The large ceremonial sword he’d taken off the wall, then rested against a large armoire after deciding it lacked the degree of subtlety he was looking for, shuddered against the wood of the chest before drifting toward them. Drake watched it move, almost mesmerized by the floating steel, until he registered its intent. As the sword moved across the room, it picked up speed until it raced for his throat in a heavy, sweeping arc.

With a tight grip, Drake ported them across the room, the sound of the sword clattering to the floor greeting his ears as he and Emerson landed. “What the—?”

Had she really done this?

The fire had been one thing—expected, almost—but
this
?

Before he could tighten his grip on her—before he could even stutter out a few questions—Emerson was out of his arms and crossing the room, her hands outstretched. The tip of the sword hit the floor a few times before it was again airborne and headed for her hand.

Drake heard the self-satisfaction in her voice before she turned with a matched smile. “Now do you believe me?”

“How did you do that?”

“Remember the drop of ice cream?”

Ice cream? “The one from when you were a kid?”

“Yep.”

“What does that have to do with this?”

“Same principle.”

Pride and wonder mixed with raw fear made an awfully strange combination, but that was the exact brew that boiled in his system as he crossed the room toward
her. “Same principle, my ass. This is a forty-pound ceremonial sword. It’s nothing like a drop of ice cream.”

“Actually, magically speaking, it is.”

“I thought you couldn’t do inanimate objects?”

“I’m not
doing
anything. I’m moving it and using its physicality to my advantage. There’s no spell on the actual object.”

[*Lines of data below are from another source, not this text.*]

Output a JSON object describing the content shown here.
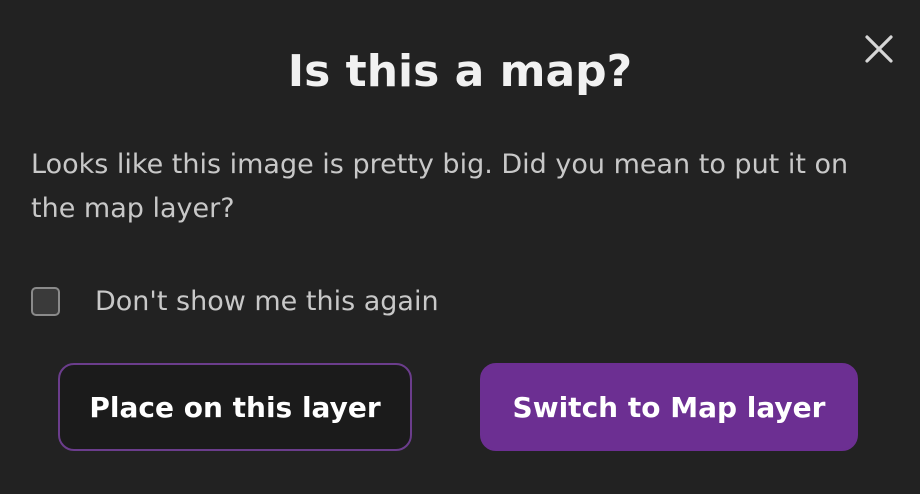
{
  "dialog": {
    "title": "Is this a map?",
    "message": "Looks like this image is pretty big. Did you mean to put it on the map layer?",
    "close_icon": "close-icon",
    "dont_show_again": {
      "label": "Don't show me this again",
      "checked": false
    },
    "buttons": {
      "place_on_layer": "Place on this layer",
      "switch_to_map": "Switch to Map layer"
    },
    "colors": {
      "background": "#222222",
      "accent": "#6c2f92",
      "secondary_border": "#6b3d8c",
      "text": "#c8c8c8",
      "title": "#f1f1f1"
    }
  }
}
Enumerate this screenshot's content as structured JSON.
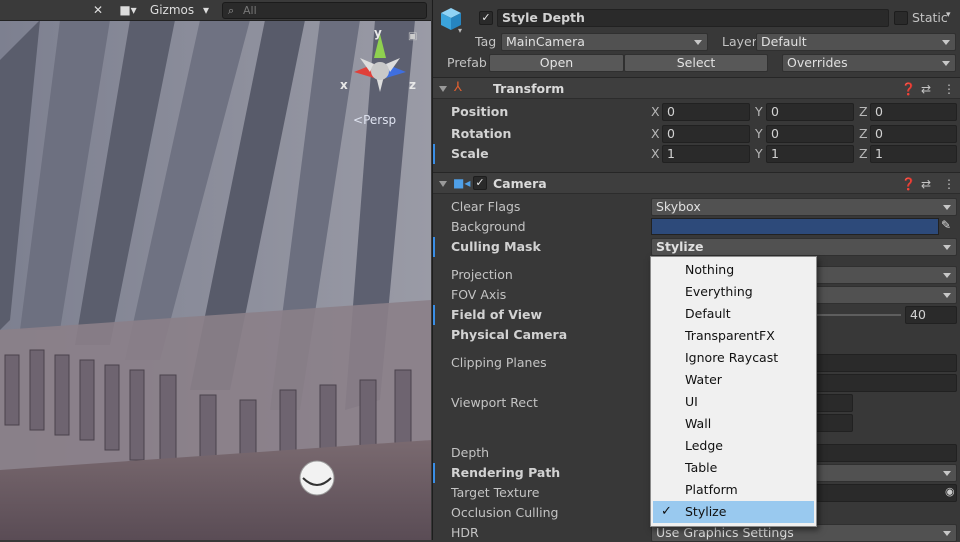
{
  "scene": {
    "toolbar": {
      "gizmos_label": "Gizmos",
      "search_placeholder": "All"
    },
    "gizmo": {
      "y": "y",
      "x": "x",
      "z": "z",
      "persp_label": "Persp"
    }
  },
  "inspector": {
    "object_name": "Style Depth",
    "static_label": "Static",
    "tag_label": "Tag",
    "tag_value": "MainCamera",
    "layer_label": "Layer",
    "layer_value": "Default",
    "prefab_label": "Prefab",
    "open_label": "Open",
    "select_label": "Select",
    "overrides_label": "Overrides"
  },
  "transform": {
    "title": "Transform",
    "position_label": "Position",
    "rotation_label": "Rotation",
    "scale_label": "Scale",
    "axis_x": "X",
    "axis_y": "Y",
    "axis_z": "Z",
    "position": [
      "0",
      "0",
      "0"
    ],
    "rotation": [
      "0",
      "0",
      "0"
    ],
    "scale": [
      "1",
      "1",
      "1"
    ]
  },
  "camera": {
    "title": "Camera",
    "clear_flags_label": "Clear Flags",
    "clear_flags_value": "Skybox",
    "background_label": "Background",
    "background_color": "#2d4a7a",
    "culling_mask_label": "Culling Mask",
    "culling_mask_value": "Stylize",
    "projection_label": "Projection",
    "fov_axis_label": "FOV Axis",
    "field_of_view_label": "Field of View",
    "field_of_view_value": "40",
    "physical_camera_label": "Physical Camera",
    "clipping_planes_label": "Clipping Planes",
    "viewport_rect_label": "Viewport Rect",
    "depth_label": "Depth",
    "rendering_path_label": "Rendering Path",
    "target_texture_label": "Target Texture",
    "occlusion_culling_label": "Occlusion Culling",
    "hdr_label": "HDR",
    "hdr_value": "Use Graphics Settings"
  },
  "layer_popup": {
    "items": [
      "Nothing",
      "Everything",
      "Default",
      "TransparentFX",
      "Ignore Raycast",
      "Water",
      "UI",
      "Wall",
      "Ledge",
      "Table",
      "Platform",
      "Stylize"
    ],
    "selected": "Stylize"
  },
  "colors": {
    "accent": "#3a8ee6",
    "selection": "#99c9ef"
  }
}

“But you just moved it across the room.”

“Right. I moved it through space. I can’t put an actual spell on the sword. On any inanimate object.” As if to prove her point, she extended it to him by the hilt. “Go ahead. Hold it.”

When he took it from her, he almost expected it to light up with some sort of electric shock, but the sword felt just as it had when he’d removed it from the wall. Like a heavy, lethal piece of metal. “It doesn’t feel any different.”

“And it won’t. It isn’t different.”

“You just tossed it across the room.”

“Which would be no different than if you had held it in your hand and ran it across the room. I didn’t do anything to it.”

“How did you do it?”

“Magic.”

Drake shook his head, trying to make some sense out of this new development. “You’ve been holding out on me.”